The Trend Monitor Report is a SID initiative sponsored by the Rockefeller Foundation with the aim of monitoring and analyzing key trends and patterns in the Greater Horn of Eastern Africa Region (Burundi, DR Congo, Eritrea, Ethiopia, Kenya, Puntland, Rwanda, Somalia, Somaliland, Sudan, Tanzania, Uganda).
Struggling To Stay In Orbit: Will Centrifugal Forces Eventually Force The EAC Into A Tailspin?
In this Greater Horn of East Africa (GHEA) Outlook, three trends are examined that at first do not seem connected. The Democratic Republic of Congo (DRC) has been a victim of constant violence, corruption, wars and exploitation for many decades. There seems to be no end in sight to the conflict and instability that its citizens have long suffered. Today, it is at the center of gravity in the vortex of violence in the region. Three of the five East African Community (EAC) countries - Tanzania, Rwanda and Uganda - are both directly and indirectly involved, with negative consequences that could potentially spiral out of control. The conditions for a Second Congo War could well be aligning, and in that event, the GHEA faces even greater destabilization, a huge humanitarian disaster and even deeper refugee crisis. It would certainly undermine the spirit of regional integration.

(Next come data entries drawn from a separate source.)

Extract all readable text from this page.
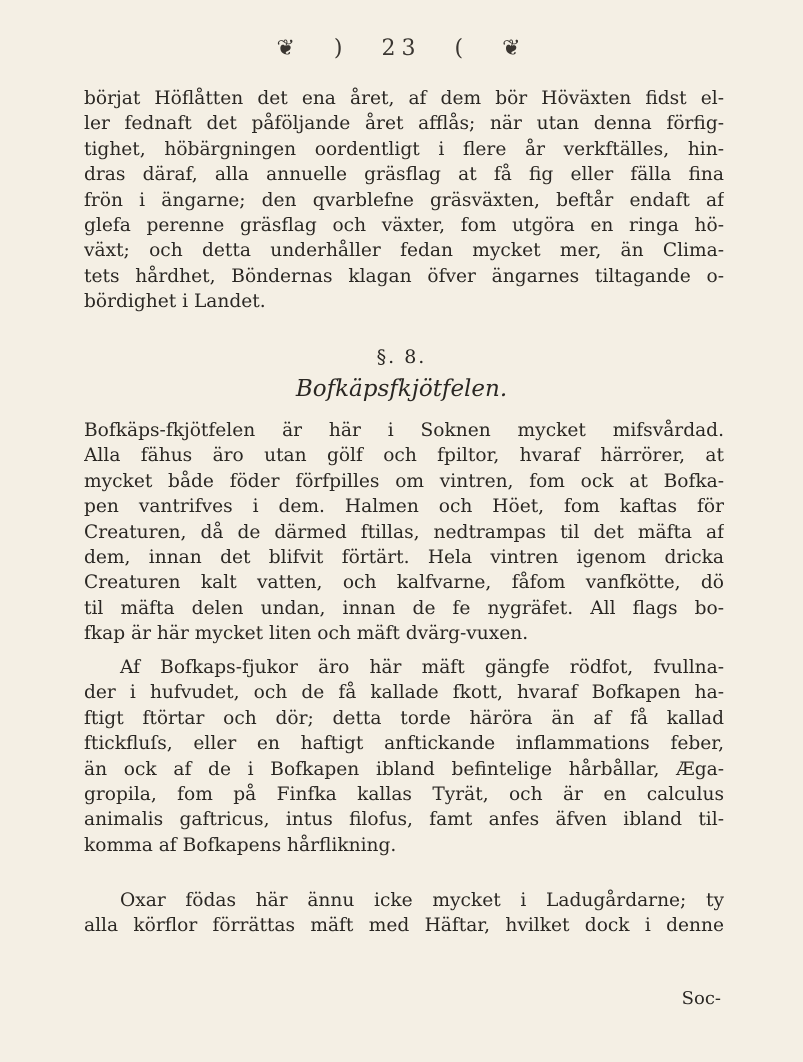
❦ ) 23 ( ❦
börjat Höflåtten det ena året, af dem bör Höväxten fidst el-
ler fednaft det påföljande året afflås; när utan denna förfig-
tighet, höbärgningen oordentligt i flere år verkftälles, hin-
dras däraf, alla annuelle gräsflag at få fig eller fälla fina
frön i ängarne; den qvarblefne gräsväxten, beftår endaft af
glefa perenne gräsflag och växter, fom utgöra en ringa hö-
växt; och detta underhåller fedan mycket mer, än Clima-
tets hårdhet, Böndernas klagan öfver ängarnes tiltagande o-
bördighet i Landet.
§. 8.
Bofkäpsfkjötfelen.
Bofkäps-fkjötfelen är här i Soknen mycket mifsvårdad.
Alla fähus äro utan gölf och fpiltor, hvaraf härrörer, at
mycket både föder förfpilles om vintren, fom ock at Bofka-
pen vantrifves i dem. Halmen och Höet, fom kaftas för
Creaturen, då de därmed ftillas, nedtrampas til det mäfta af
dem, innan det blifvit förtärt. Hela vintren igenom dricka
Creaturen kalt vatten, och kalfvarne, fåfom vanfkötte, dö
til mäfta delen undan, innan de fe nygräfet. All flags bo-
fkap är här mycket liten och mäft dvärg-vuxen.
Af Bofkaps-fjukor äro här mäft gängfe rödfot, fvullna-
der i hufvudet, och de få kallade fkott, hvaraf Bofkapen ha-
ftigt ftörtar och dör; detta torde häröra än af få kallad
ftickfluſs, eller en haftigt anftickande inflammations feber,
än ock af de i Bofkapen ibland befintelige hårbållar, Æga-
gropila, fom på Finfka kallas Tyrät, och är en calculus
animalis gaftricus, intus filofus, famt anfes äfven ibland til-
komma af Bofkapens hårflikning.
Oxar födas här ännu icke mycket i Ladugårdarne; ty
alla körflor förrättas mäft med Häftar, hvilket dock i denne
Soc-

This leads us to the second trend that this Outlook examines - signs of a widening fissure within the EAC itself. In a span of a few months, Tanzania, and to a lesser extent Burundi, have been perceived as isolating themselves from the broader EAC. What at first seemed to be media-fuelled 'snubs' took on more concrete dimensions during July and August 2013 with a series of public spats between the governments of Rwanda and Tanzania. The conflict in the DRC cannot be seen in isolation from the tensions that have emerged within the EAC between Tanzania and Rwanda. The pro-integration wing of the EAC has also expressed a more general sense of frustration with Tanzania, with the idea of political federation being picked up again in a regional summit that apparently excluded Tanzanian participation by design. Again, political instability and insecurity are poisoning a process of potentially welfare-improving regional integration.

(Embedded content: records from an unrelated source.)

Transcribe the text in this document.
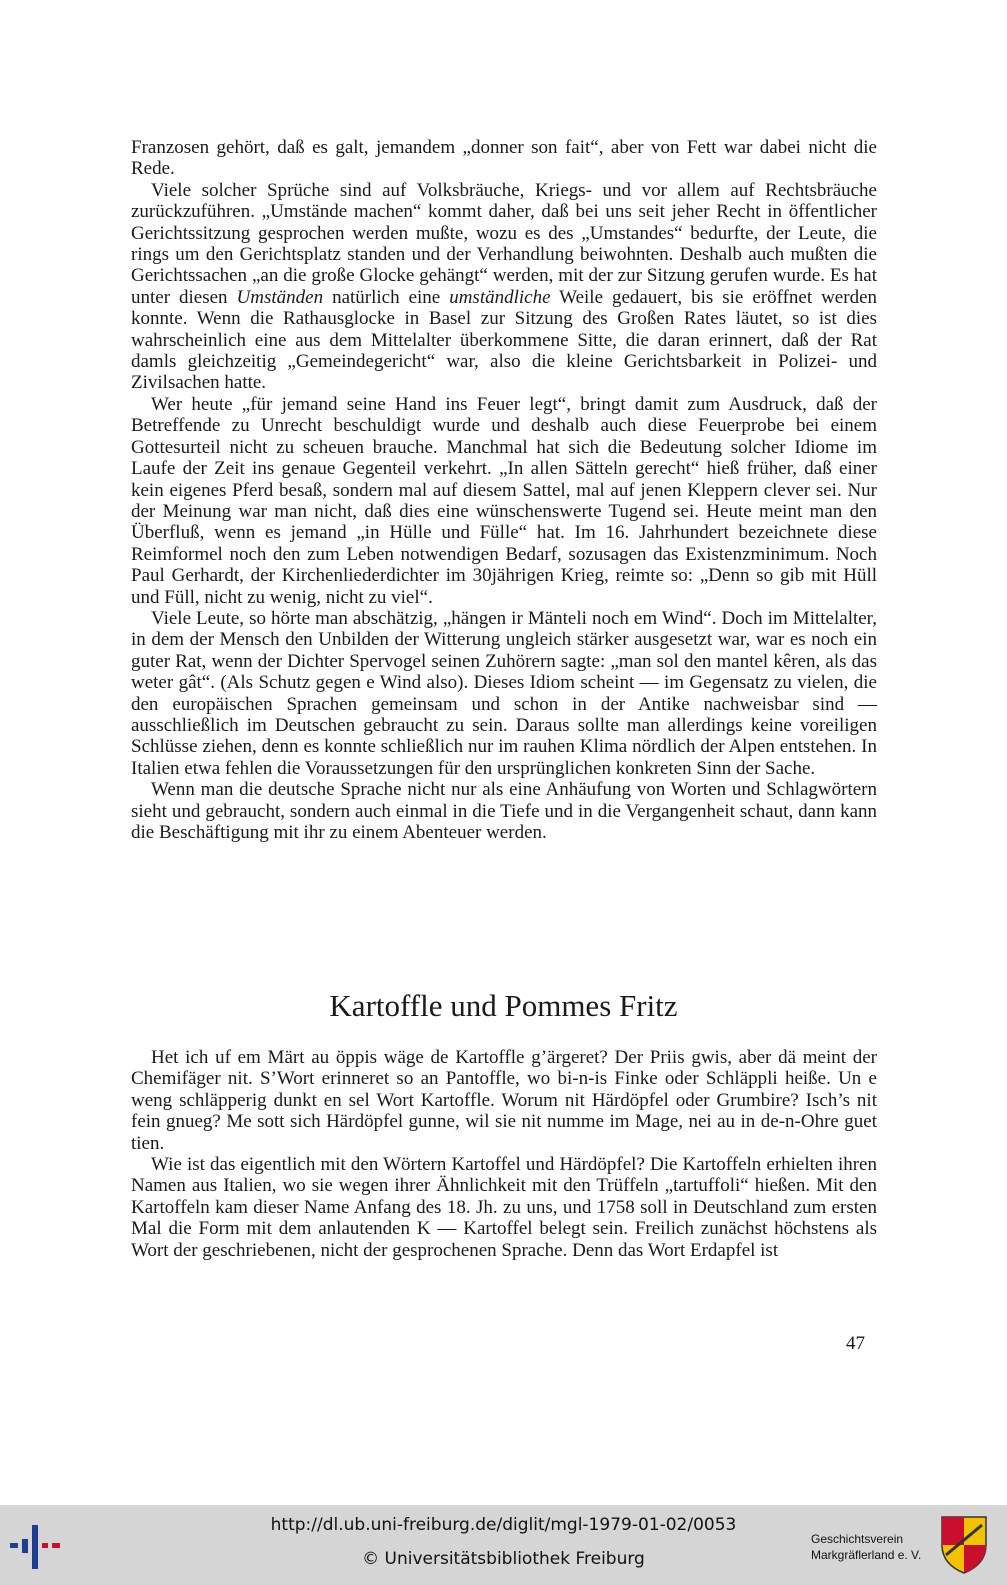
Franzosen gehört, daß es galt, jemandem „donner son fait“, aber von Fett war dabei nicht die Rede.

Viele solcher Sprüche sind auf Volksbräuche, Kriegs- und vor allem auf Rechtsbräuche zurückzuführen. „Umstände machen“ kommt daher, daß bei uns seit jeher Recht in öffentlicher Gerichtssitzung gesprochen werden mußte, wozu es des „Umstandes“ bedurfte, der Leute, die rings um den Gerichtsplatz standen und der Verhandlung beiwohnten. Deshalb auch mußten die Gerichtssachen „an die große Glocke gehängt“ werden, mit der zur Sitzung gerufen wurde. Es hat unter diesen Umständen natürlich eine umständliche Weile gedauert, bis sie eröffnet werden konnte. Wenn die Rathausglocke in Basel zur Sitzung des Großen Rates läutet, so ist dies wahrscheinlich eine aus dem Mittelalter überkommene Sitte, die daran erinnert, daß der Rat damls gleichzeitig „Gemeindegericht“ war, also die kleine Gerichtsbarkeit in Polizei- und Zivilsachen hatte.

Wer heute „für jemand seine Hand ins Feuer legt“, bringt damit zum Ausdruck, daß der Betreffende zu Unrecht beschuldigt wurde und deshalb auch diese Feuerprobe bei einem Gottesurteil nicht zu scheuen brauche. Manchmal hat sich die Bedeutung solcher Idiome im Laufe der Zeit ins genaue Gegenteil verkehrt. „In allen Sätteln gerecht“ hieß früher, daß einer kein eigenes Pferd besaß, sondern mal auf diesem Sattel, mal auf jenen Kleppern clever sei. Nur der Meinung war man nicht, daß dies eine wünschenswerte Tugend sei. Heute meint man den Überfluß, wenn es jemand „in Hülle und Fülle“ hat. Im 16. Jahrhundert bezeichnete diese Reimformel noch den zum Leben notwendigen Bedarf, sozusagen das Existenzminimum. Noch Paul Gerhardt, der Kirchenliederdichter im 30jährigen Krieg, reimte so: „Denn so gib mit Hüll und Füll, nicht zu wenig, nicht zu viel“.

Viele Leute, so hörte man abschätzig, „hängen ir Mänteli noch em Wind“. Doch im Mittelalter, in dem der Mensch den Unbilden der Witterung ungleich stärker ausgesetzt war, war es noch ein guter Rat, wenn der Dichter Spervogel seinen Zuhörern sagte: „man sol den mantel kêren, als das weter gât“. (Als Schutz gegen e Wind also). Dieses Idiom scheint — im Gegensatz zu vielen, die den europäischen Sprachen gemeinsam und schon in der Antike nachweisbar sind — ausschließlich im Deutschen gebraucht zu sein. Daraus sollte man allerdings keine voreiligen Schlüsse ziehen, denn es konnte schließlich nur im rauhen Klima nördlich der Alpen entstehen. In Italien etwa fehlen die Voraussetzungen für den ursprünglichen konkreten Sinn der Sache.

Wenn man die deutsche Sprache nicht nur als eine Anhäufung von Worten und Schlagwörtern sieht und gebraucht, sondern auch einmal in die Tiefe und in die Vergangenheit schaut, dann kann die Beschäftigung mit ihr zu einem Abenteuer werden.

Kartoffle und Pommes Fritz

Het ich uf em Märt au öppis wäge de Kartoffle g’ärgeret? Der Priis gwis, aber dä meint der Chemifäger nit. S’Wort erinneret so an Pantoffle, wo bi-n-is Finke oder Schläppli heiße. Un e weng schläpperig dunkt en sel Wort Kartoffle. Worum nit Härdöpfel oder Grumbire? Isch’s nit fein gnueg? Me sott sich Härdöpfel gunne, wil sie nit numme im Mage, nei au in de-n-Ohre guet tien.

Wie ist das eigentlich mit den Wörtern Kartoffel und Härdöpfel? Die Kartoffeln erhielten ihren Namen aus Italien, wo sie wegen ihrer Ähnlichkeit mit den Trüffeln „tartuffoli“ hießen. Mit den Kartoffeln kam dieser Name Anfang des 18. Jh. zu uns, und 1758 soll in Deutschland zum ersten Mal die Form mit dem anlautenden K — Kartoffel belegt sein. Freilich zunächst höchstens als Wort der geschriebenen, nicht der gesprochenen Sprache. Denn das Wort Erdapfel ist

47
http://dl.ub.uni-freiburg.de/diglit/mgl-1979-01-02/0053
© Universitätsbibliothek Freiburg
Geschichtsverein
Markgräflerland e. V.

Violence and instability can sometimes create unintended consequences and spark new ways of resilience, especially when the state cannot support its citizens. One such form of resilience is the creation and use of complementary and alternative currencies that could potentially support poor and vulnerable populations who are effectively shut out of the formal monetary economy. Complementary currencies could be one way of coping with economic marginalization if allowed to thrive. The Kenyan experience in this regard, albeit its apparent false start, suggest that there is nervousness within officialdom of these instruments. Will East Africa's governments encourage such innovations or frown upon them? Will they become useful allies in poverty reduction or just another experiment of dubious value? Only time will tell.